Well, mutable state on the models seems pretty fair, unless I'm misunderstanding you. It's rather unforgivable on ApplicationController though.

Edit: and the slow startup time doing TDD with JRuby was my primary complaint when I developed in it. Although iirc you can use nailgun or something to keep the JVM active and mitigate that pain.


Sorry, I meant mutable state on classes, which is just a sneaky way of having global state.


Can you give an example? I'm learning Rails and I'd like to avoid bad practices.


Is the JRuby environment sufficiently different that you can't TDD against MRI and then save JRuby for final validation testing and deployment? They shouldn't be that different, unless you're not writing pure ruby code.

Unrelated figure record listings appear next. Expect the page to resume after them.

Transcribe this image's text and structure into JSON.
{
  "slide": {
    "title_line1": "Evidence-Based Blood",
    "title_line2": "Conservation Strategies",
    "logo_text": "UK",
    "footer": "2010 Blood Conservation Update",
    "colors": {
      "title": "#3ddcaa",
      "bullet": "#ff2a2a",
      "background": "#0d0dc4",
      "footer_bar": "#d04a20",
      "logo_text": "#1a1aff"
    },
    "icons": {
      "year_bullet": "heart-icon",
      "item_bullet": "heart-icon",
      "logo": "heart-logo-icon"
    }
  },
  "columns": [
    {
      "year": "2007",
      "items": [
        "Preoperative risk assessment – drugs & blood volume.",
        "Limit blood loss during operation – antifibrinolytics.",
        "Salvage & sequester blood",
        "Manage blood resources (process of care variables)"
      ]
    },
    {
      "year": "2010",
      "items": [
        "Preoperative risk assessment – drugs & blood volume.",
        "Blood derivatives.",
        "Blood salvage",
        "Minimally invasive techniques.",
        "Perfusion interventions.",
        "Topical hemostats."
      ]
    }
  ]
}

Alternatively, Nailgun should reduce a lot of that pain. Effectively you have a running server instance of JVM and run some clients on it. That gives you JVM speed advantages without the slow startup. JRuby natively supports it: https://github.com/jruby/jruby/wiki/JRubyWithNailgun


Exactly. Jruby warbler rocks, create easily deployable artifacts jars, wars etc and you have rock solid JVM at your disposal.


Slow startup time for large ruby applications.